Quantum Circuit Model of Black Hole Evaporation

TL;DR

This paper models black hole evaporation using a quantum circuit approach, revealing how entanglement between the black hole and Hawking radiation varies with parameters, and suggesting conditions for information loss or preservation.

Contribution

It introduces a quantum circuit model to analyze black hole evaporation, highlighting the dependence of entanglement structure on black hole mass and radiation frequency, and exploring implications for the information paradox.

Findings

Entanglement depends on black hole mass and radiation frequency.

Low frequency radiation leads to separable black hole-radiation states after the Page time.

High frequency radiation maintains entanglement, preventing information loss.

Abstract

We consider a quantum circuit model describing the evaporation process of black holes.
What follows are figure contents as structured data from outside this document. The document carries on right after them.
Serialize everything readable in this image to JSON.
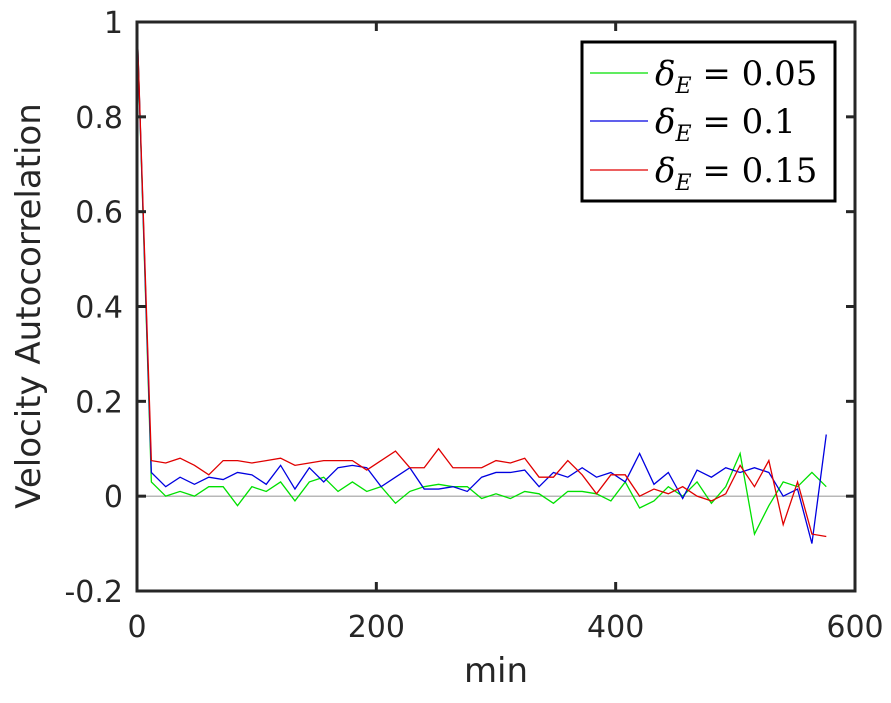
{
  "chart_data": {
    "type": "line",
    "xlabel": "min",
    "ylabel": "Velocity Autocorrelation",
    "xlim": [
      0,
      600
    ],
    "ylim": [
      -0.2,
      1
    ],
    "xticks": [
      "0",
      "200",
      "400",
      "600"
    ],
    "yticks": [
      "-0.2",
      "0",
      "0.2",
      "0.4",
      "0.6",
      "0.8",
      "1"
    ],
    "x": [
      0,
      12,
      24,
      36,
      48,
      60,
      72,
      84,
      96,
      108,
      120,
      132,
      144,
      156,
      168,
      180,
      192,
      204,
      216,
      228,
      240,
      252,
      264,
      276,
      288,
      300,
      312,
      324,
      336,
      348,
      360,
      372,
      384,
      396,
      408,
      420,
      432,
      444,
      456,
      468,
      480,
      492,
      504,
      516,
      528,
      540,
      552,
      564,
      576
    ],
    "series": [
      {
        "name": "0.05",
        "color": "#00e000",
        "values": [
          1,
          0.03,
          0.0,
          0.01,
          0.0,
          0.02,
          0.02,
          -0.02,
          0.02,
          0.01,
          0.03,
          -0.01,
          0.03,
          0.04,
          0.01,
          0.03,
          0.01,
          0.02,
          -0.015,
          0.01,
          0.02,
          0.025,
          0.02,
          0.02,
          -0.005,
          0.005,
          -0.005,
          0.01,
          0.005,
          -0.015,
          0.01,
          0.01,
          0.005,
          -0.01,
          0.03,
          -0.025,
          -0.01,
          0.02,
          0.0,
          0.03,
          -0.015,
          0.02,
          0.09,
          -0.08,
          -0.02,
          0.03,
          0.02,
          0.05,
          0.02
        ]
      },
      {
        "name": "0.1",
        "color": "#0000e0",
        "values": [
          1,
          0.05,
          0.02,
          0.04,
          0.025,
          0.04,
          0.035,
          0.05,
          0.045,
          0.025,
          0.065,
          0.015,
          0.06,
          0.03,
          0.06,
          0.065,
          0.06,
          0.02,
          0.04,
          0.06,
          0.015,
          0.015,
          0.02,
          0.01,
          0.04,
          0.05,
          0.05,
          0.055,
          0.02,
          0.05,
          0.04,
          0.06,
          0.04,
          0.05,
          0.03,
          0.09,
          0.025,
          0.05,
          -0.005,
          0.055,
          0.04,
          0.06,
          0.05,
          0.06,
          0.05,
          0.0,
          0.015,
          -0.1,
          0.13
        ]
      },
      {
        "name": "0.15",
        "color": "#e00000",
        "values": [
          1,
          0.075,
          0.07,
          0.08,
          0.065,
          0.045,
          0.075,
          0.075,
          0.07,
          0.075,
          0.08,
          0.065,
          0.07,
          0.075,
          0.075,
          0.075,
          0.055,
          0.075,
          0.095,
          0.06,
          0.06,
          0.1,
          0.06,
          0.06,
          0.06,
          0.075,
          0.07,
          0.08,
          0.04,
          0.04,
          0.075,
          0.045,
          0.005,
          0.045,
          0.045,
          0.0,
          0.015,
          0.005,
          0.02,
          0.0,
          -0.01,
          0.005,
          0.065,
          0.02,
          0.075,
          -0.06,
          0.03,
          -0.08,
          -0.085
        ]
      }
    ],
    "legend": {
      "position": "top-right",
      "symbol_base": "δ",
      "symbol_sub": "E",
      "entries": [
        "0.05",
        "0.1",
        "0.15"
      ]
    },
    "zero_line": true,
    "grid": false
  }
}
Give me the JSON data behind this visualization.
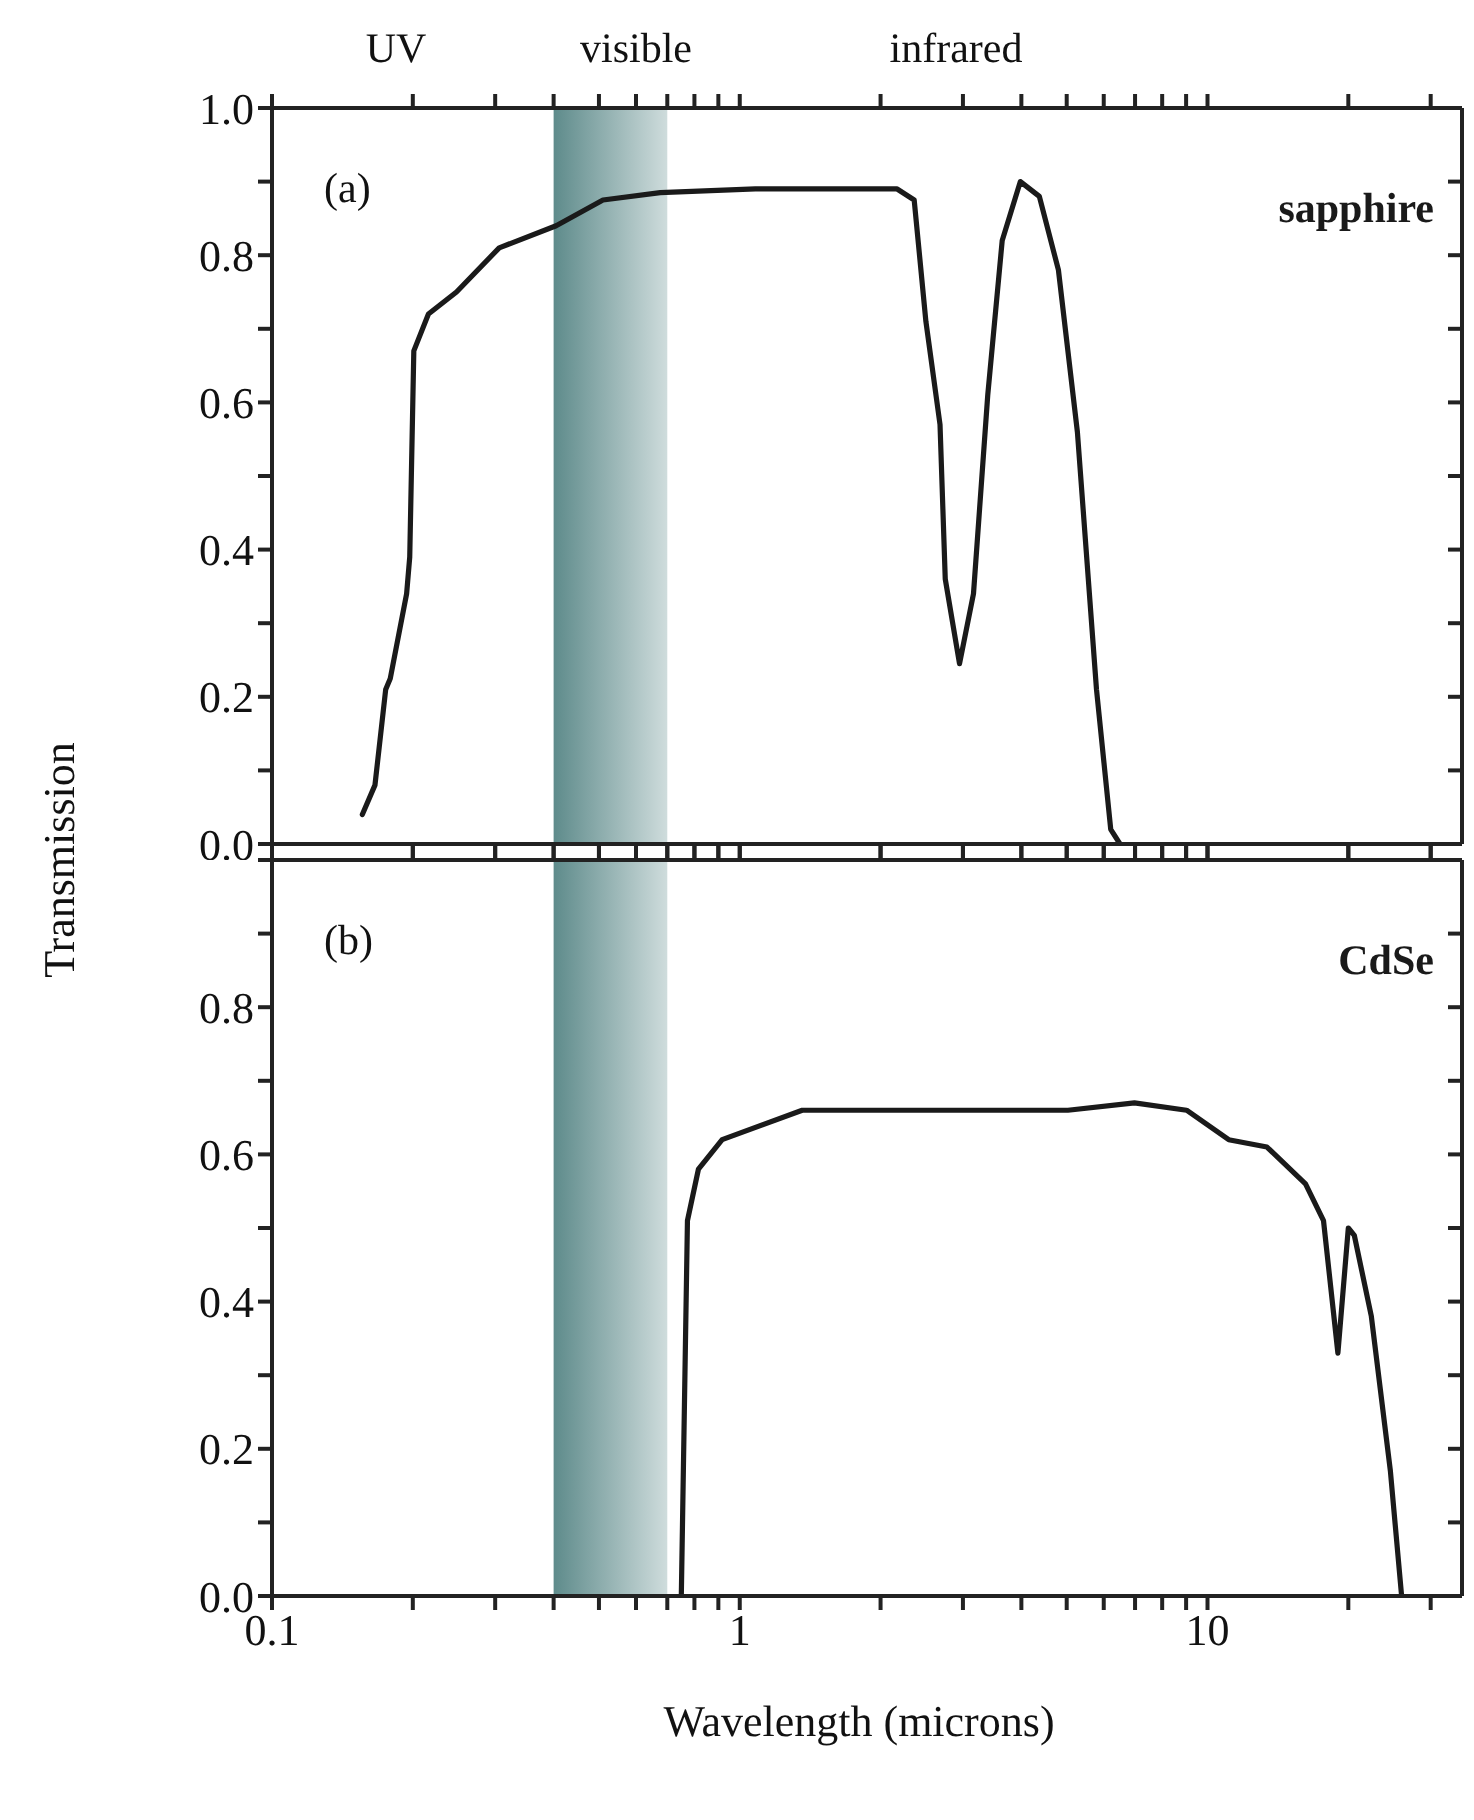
{
  "chart_data": [
    {
      "type": "line",
      "ylabel": "Transmission",
      "annotations": [
        "UV",
        "visible",
        "infrared",
        "(a)"
      ],
      "series": [
        {
          "name": "sapphire",
          "color": "#1a1a1a",
          "x": [
            0.156,
            0.166,
            0.175,
            0.179,
            0.194,
            0.197,
            0.201,
            0.216,
            0.248,
            0.306,
            0.405,
            0.51,
            0.676,
            1.08,
            2.17,
            2.36,
            2.5,
            2.68,
            2.75,
            2.95,
            3.16,
            3.39,
            3.64,
            3.98,
            4.37,
            4.8,
            5.27,
            5.79,
            6.21,
            6.5
          ],
          "values": [
            0.04,
            0.08,
            0.21,
            0.225,
            0.34,
            0.39,
            0.67,
            0.72,
            0.75,
            0.81,
            0.84,
            0.875,
            0.885,
            0.89,
            0.89,
            0.875,
            0.71,
            0.57,
            0.36,
            0.245,
            0.34,
            0.61,
            0.82,
            0.9,
            0.88,
            0.78,
            0.56,
            0.21,
            0.02,
            0
          ]
        }
      ],
      "bands": [
        {
          "axis": "x",
          "from": 0.4,
          "to": 0.7,
          "color": "#5e8b8b"
        }
      ],
      "log": "x",
      "xlim": [
        0.1,
        35
      ],
      "xticks": [
        0.1,
        {
          "value": 0.2,
          "label": null
        },
        {
          "value": 0.3,
          "label": null
        },
        {
          "value": 0.4,
          "label": null
        },
        {
          "value": 0.5,
          "label": null
        },
        {
          "value": 0.6,
          "label": null
        },
        {
          "value": 0.7,
          "label": null
        },
        {
          "value": 0.8,
          "label": null
        },
        {
          "value": 0.9,
          "label": null
        },
        1,
        {
          "value": 2,
          "label": null
        },
        {
          "value": 3,
          "label": null
        },
        {
          "value": 4,
          "label": null
        },
        {
          "value": 5,
          "label": null
        },
        {
          "value": 6,
          "label": null
        },
        {
          "value": 7,
          "label": null
        },
        {
          "value": 8,
          "label": null
        },
        {
          "value": 9,
          "label": null
        },
        10,
        {
          "value": 20,
          "label": null
        },
        {
          "value": 30,
          "label": null
        }
      ],
      "ylim": [
        0,
        1
      ],
      "yticks": [
        {
          "value": 0,
          "label": "0.0"
        },
        {
          "value": 0.1,
          "label": null
        },
        {
          "value": 0.2,
          "label": "0.2"
        },
        {
          "value": 0.3,
          "label": null
        },
        {
          "value": 0.4,
          "label": "0.4"
        },
        {
          "value": 0.5,
          "label": null
        },
        {
          "value": 0.6,
          "label": "0.6"
        },
        {
          "value": 0.7,
          "label": null
        },
        {
          "value": 0.8,
          "label": "0.8"
        },
        {
          "value": 0.9,
          "label": null
        },
        {
          "value": 1,
          "label": "1.0"
        }
      ],
      "tick_labels": "y"
    },
    {
      "type": "line",
      "xlabel": "Wavelength (microns)",
      "annotations": [
        "(b)"
      ],
      "series": [
        {
          "name": "CdSe",
          "color": "#1a1a1a",
          "x": [
            0.75,
            0.773,
            0.816,
            0.917,
            1.36,
            2.75,
            5.03,
            6.98,
            9.02,
            11.1,
            13.4,
            16.2,
            17.7,
            19.0,
            20,
            20.6,
            22.4,
            24.6,
            26
          ],
          "values": [
            0,
            0.51,
            0.58,
            0.62,
            0.66,
            0.66,
            0.66,
            0.67,
            0.66,
            0.62,
            0.61,
            0.56,
            0.51,
            0.33,
            0.5,
            0.49,
            0.38,
            0.17,
            0
          ]
        }
      ],
      "bands": [
        {
          "axis": "x",
          "from": 0.4,
          "to": 0.7,
          "color": "#5e8b8b"
        }
      ],
      "log": "x",
      "xlim": [
        0.1,
        35
      ],
      "xticks": [
        0.1,
        {
          "value": 0.2,
          "label": null
        },
        {
          "value": 0.3,
          "label": null
        },
        {
          "value": 0.4,
          "label": null
        },
        {
          "value": 0.5,
          "label": null
        },
        {
          "value": 0.6,
          "label": null
        },
        {
          "value": 0.7,
          "label": null
        },
        {
          "value": 0.8,
          "label": null
        },
        {
          "value": 0.9,
          "label": null
        },
        1,
        {
          "value": 2,
          "label": null
        },
        {
          "value": 3,
          "label": null
        },
        {
          "value": 4,
          "label": null
        },
        {
          "value": 5,
          "label": null
        },
        {
          "value": 6,
          "label": null
        },
        {
          "value": 7,
          "label": null
        },
        {
          "value": 8,
          "label": null
        },
        {
          "value": 9,
          "label": null
        },
        10,
        {
          "value": 20,
          "label": null
        },
        {
          "value": 30,
          "label": null
        }
      ],
      "ylim": [
        0,
        1
      ],
      "yticks": [
        {
          "value": 0,
          "label": "0.0"
        },
        {
          "value": 0.1,
          "label": null
        },
        {
          "value": 0.2,
          "label": "0.2"
        },
        {
          "value": 0.3,
          "label": null
        },
        {
          "value": 0.4,
          "label": "0.4"
        },
        {
          "value": 0.5,
          "label": null
        },
        {
          "value": 0.6,
          "label": "0.6"
        },
        {
          "value": 0.7,
          "label": null
        },
        {
          "value": 0.8,
          "label": "0.8"
        },
        {
          "value": 0.9,
          "label": null
        },
        {
          "value": 1,
          "label": null
        }
      ]
    }
  ]
}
We specifically examine the behavior of the multipartite entanglement represented by this model, and find that the entanglement structure depends on the black hole mass $M$ and the frequency of the Hawking radiation $\omega$. For sufficiently small values of $M\omega$, the black hole and the radiation system becomes a separable state after the Page time and a firewall-like structure appears. On the contrary, for larger values of $M\omega$, the entanglement between the black hole and the radiation is not lost. These behaviors imply that owing to the monogamy property of the multipartite entanglement, low frequency modes of the Hawking radiation destroys the quantum correlation between the black hole and the emitted Hawking radiation.